Thursday, 8 October 2020

Ceisteanna (78)

Holly Cairns

Ceist:

78. Deputy Holly Cairns asked the Minister for Environment, Climate and Communications the definition of a just transition; and if the information on which the definition is based will be provided. [29509/20]

Amharc ar fhreagra

Freagraí scríofa (Ceist ar Environment)

The 2019 Climate Action Plan defines just transition as the need to plan appropriately to ensure that areas most affected by Ireland’s transition to a low-carbon, climate-resilient society are supported and equipped to contribute to this transition, while ensuring a strong economy and the availability of suitable enterprise and employment opportunities. The Programme for Government notes that the transition to a low-carbon future will unleash huge changes in society that, while presenting significant challenges, will also bring a range of opportunities, the impacts of which will be unevenly spread and will manifest themselves in different ways. The Programme for Government, therefore, affirms the necessity for a just transition pathway to be found, which delivers alternative job opportunities to sectors and regions most affected, and ensures that vulnerable groups are helped, as transformative policies are implemented. This will require the anticipation of challenges and planning for responses to them.

At EU level, the European Commission Communication on a European Green Deal, published in December 2019, identifies the role of just transition in supporting the low carbon transition in a fair and inclusive way, and sets out the objective of managing the transition to address future significant structural changes in business models, skills requirements and relative prices, taking account of how citizens, depending on their social and geographic circumstances, will be affected in different ways.

The Government recognises that the transition out of peat in the Midlands is the first test of a just transition for Ireland.  The first progress report of the Just Transition Commissioner, Mr Kieran Mulvey,  published on 22 May, reflects a comprehensive engagement with relevant stakeholders in the Midlands, setting out the analysis of the challenges facing the region, and for Bord na Móna workers, their families and communities, arising from an accelerated exit from peat harvesting.
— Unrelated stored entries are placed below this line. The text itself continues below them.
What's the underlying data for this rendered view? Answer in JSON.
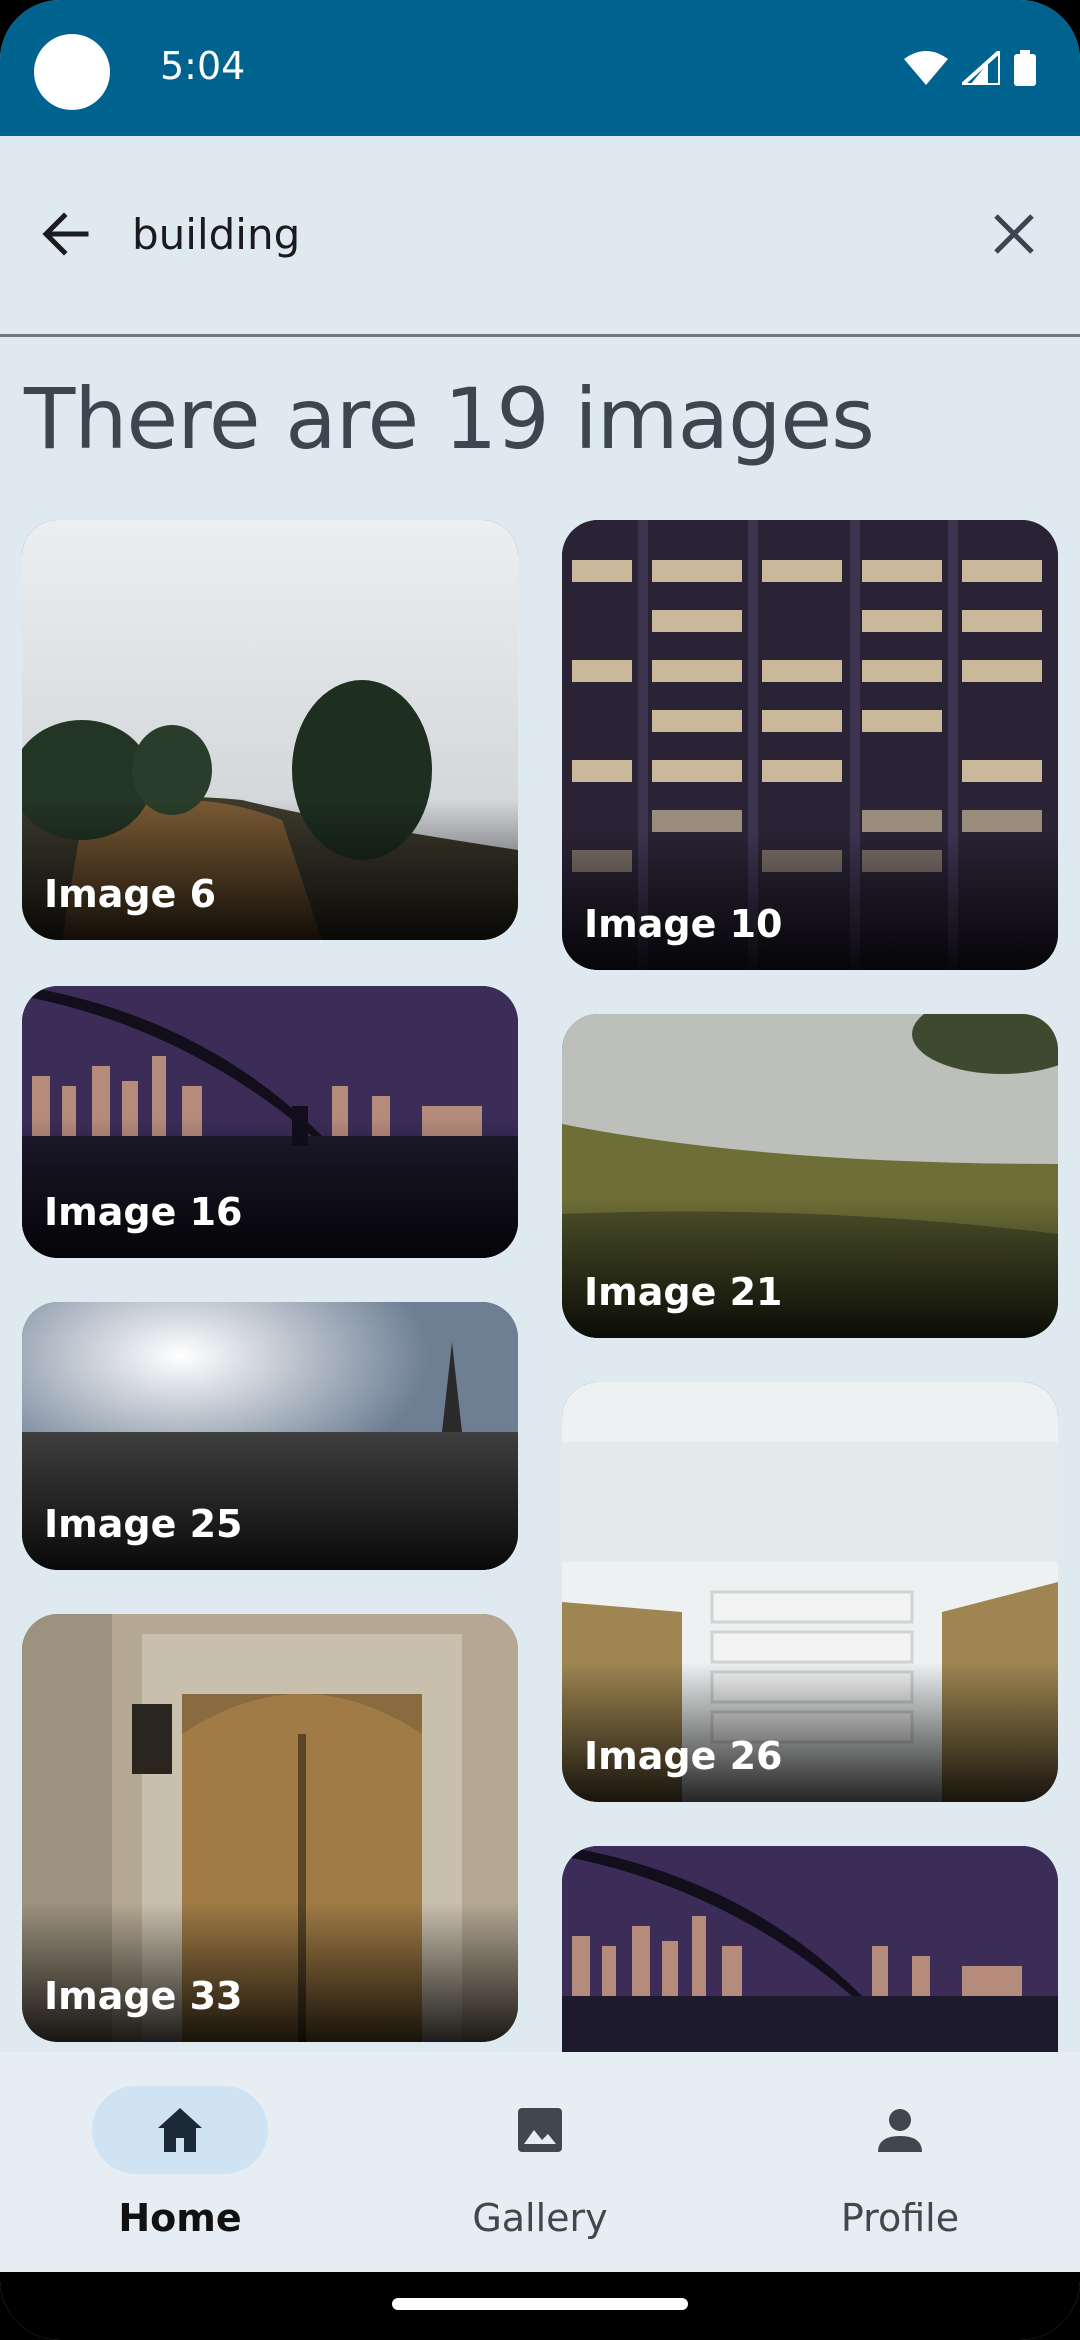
{
  "status_bar": {
    "time": "5:04"
  },
  "search": {
    "query": "building",
    "placeholder": ""
  },
  "results": {
    "heading": "There are 19 images"
  },
  "images": [
    {
      "label": "Image 6"
    },
    {
      "label": "Image 10"
    },
    {
      "label": "Image 16"
    },
    {
      "label": "Image 21"
    },
    {
      "label": "Image 25"
    },
    {
      "label": "Image 26"
    },
    {
      "label": "Image 33"
    },
    {
      "label": ""
    }
  ],
  "bottom_nav": {
    "items": [
      {
        "label": "Home",
        "icon": "home-icon",
        "active": true
      },
      {
        "label": "Gallery",
        "icon": "image-icon",
        "active": false
      },
      {
        "label": "Profile",
        "icon": "person-icon",
        "active": false
      }
    ]
  },
  "colors": {
    "status_bar": "#00628f",
    "background": "#dfe9f0",
    "nav_active": "#cfe3f3"
  }
}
The report contains important recommendations. The Government is already acting on a number of these and is committed to preparing an implementation plan to address the remainder, which I intend to publish in the coming weeks. The recommendations and associated actions will support job creation efforts and create new opportunities for Bord na Móna workers in the Midlands.

A number of actions are already underway which will support job creation. This includes €20 million for a new energy efficiency retrofitting scheme in the Midlands, and €5 million for peatland rehabilitation outside of the Bord na Móna estate. A dedicated Just Transition Fund is making available up to €11 million in 2020 to fund innovative projects that contribute to the economic, social and environmental sustainability of the Wider Midlands region, and which have employment and enterprise potential. On foot of its recent call for proposals under this Fund, my Department published an initial list of sixteen successful projects on 9 September and additional projects will be approved in the coming weeks.

The Government has also committed €15 million, as part of the July Stimulus Plan, in order to commence a multi-year programme to rehabilitate 33,000 hectares of Bord na Móna peatlands. This additional funding will support a just transition by maintaining jobs in the Midlands, as well as laying the foundation for more substantial and sustainable job creation into the future. The enhanced rehabilitation scheme will reduce greenhouse gas emissions by significantly increasing the area of wetland habitats in post-production peatlands. Further additional benefits include increasing biodiversity, improving water quality and supporting bog eco-system services.

The development and implementation of policy on just transition will also be informed by relevant research, including the March 2020 National Economic and Social Council report, ‘Addressing Employment Vulnerability as Part of a Just Transition in Ireland,’ and the most recent Annual Review of the Climate Change Advisory Council, published last month.